Ph.D StudentIzchak Sharfman
SubjectA Geometric Approach to Detecting Global Properties
over Distributed Data
DepartmentDepartment of Computer Science
Supervisor Full Professors Schuster Assaf
Full Thesis textFull thesis text - English Version


Abstract

A basic construct in many distributed systems is the detection of global properties over distributed data. Examples include a wireless sensor network, where we would like to receive an alert every time the average of the temperature readings taken by the sensors exceeds a given threshold, or a distributed search engine, where we would like to determine the set of search terms whose frequency of use exceeds a given threshold.

Until recently, research has focused on detecting global properties that are defined by simple aggregates over the distributed data.
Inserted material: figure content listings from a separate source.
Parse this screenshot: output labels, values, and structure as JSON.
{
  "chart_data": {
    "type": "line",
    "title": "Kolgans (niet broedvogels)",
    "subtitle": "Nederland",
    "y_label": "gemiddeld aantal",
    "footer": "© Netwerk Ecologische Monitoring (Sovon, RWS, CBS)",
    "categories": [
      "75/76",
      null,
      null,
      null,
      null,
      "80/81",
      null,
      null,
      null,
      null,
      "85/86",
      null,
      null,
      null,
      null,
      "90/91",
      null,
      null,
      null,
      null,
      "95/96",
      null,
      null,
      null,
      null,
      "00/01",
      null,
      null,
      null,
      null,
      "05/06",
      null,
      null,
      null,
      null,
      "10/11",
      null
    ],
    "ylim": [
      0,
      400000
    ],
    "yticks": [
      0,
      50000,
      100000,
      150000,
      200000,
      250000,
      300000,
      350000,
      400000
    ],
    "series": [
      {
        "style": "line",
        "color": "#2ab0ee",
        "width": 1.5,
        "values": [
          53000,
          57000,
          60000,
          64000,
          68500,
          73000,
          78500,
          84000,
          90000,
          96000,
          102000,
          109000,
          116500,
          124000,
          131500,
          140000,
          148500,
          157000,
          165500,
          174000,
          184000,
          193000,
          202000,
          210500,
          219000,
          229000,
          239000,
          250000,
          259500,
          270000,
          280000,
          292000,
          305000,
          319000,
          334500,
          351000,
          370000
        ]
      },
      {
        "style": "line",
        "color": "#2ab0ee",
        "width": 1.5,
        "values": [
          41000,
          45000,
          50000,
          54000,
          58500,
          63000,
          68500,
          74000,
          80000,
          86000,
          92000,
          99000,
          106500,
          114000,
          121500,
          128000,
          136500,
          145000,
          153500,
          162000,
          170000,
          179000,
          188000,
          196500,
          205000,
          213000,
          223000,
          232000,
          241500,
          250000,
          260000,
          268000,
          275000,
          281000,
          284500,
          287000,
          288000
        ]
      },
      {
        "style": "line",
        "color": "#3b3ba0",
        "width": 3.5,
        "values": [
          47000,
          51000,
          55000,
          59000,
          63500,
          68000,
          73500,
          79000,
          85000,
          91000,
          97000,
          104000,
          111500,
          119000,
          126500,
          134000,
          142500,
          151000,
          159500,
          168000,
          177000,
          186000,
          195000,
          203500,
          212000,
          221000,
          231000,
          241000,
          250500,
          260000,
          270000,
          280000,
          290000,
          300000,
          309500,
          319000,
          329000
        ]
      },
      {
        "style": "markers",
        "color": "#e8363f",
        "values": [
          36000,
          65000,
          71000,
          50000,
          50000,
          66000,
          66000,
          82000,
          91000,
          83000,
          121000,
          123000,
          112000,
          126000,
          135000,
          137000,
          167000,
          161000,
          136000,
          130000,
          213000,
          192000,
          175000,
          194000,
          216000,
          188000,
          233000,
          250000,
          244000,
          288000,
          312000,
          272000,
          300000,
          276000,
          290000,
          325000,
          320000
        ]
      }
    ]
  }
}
For these cases, there are usually local conditions for the occurrence of the global property of interest. For example, if we have 100 nodes, and we wish to be alerted when the average temperature is over 50 degrees, we can use the observation that for this to occur, the temperature measurement in at least one node has to be over 50 degrees.

In many cases, however, global properties of interest are expressed by more complex functions. Examples include detecting when the variance of the sensor readings in a sensor network exceeds a given threshold, and determining the set of pairs of search terms whose correlation exceeds a given threshold.

This work studies global properties of the following form: we assume that each node holds a time varying d-dimensional vector. In addition, we assume that we are given an arbitrary scoring function that is evaluated on the average of the local vectors held by the nodes. We are interested in detecting when the value of this function crosses a pre-determined threshold value.

The simplest solution detecting these global properties is for each node to transmit its vector to a central node, which averages the local vectors and evaluates the function at the average. Alas, this solution is prohibitively expensive in terms of communication, and a great deal of research is dedicated to reducing the communication overload.

This work proposes to solve this problem by using a novel geometric approach. It is based on having each node construct a set in the space of data vectors, such that the average vector has to be in at least one of these sets. Then, each node locally checks whether the function's value on its set has crossed the threshold; and if no node issues an alert, there is no need for the nodes to communicate.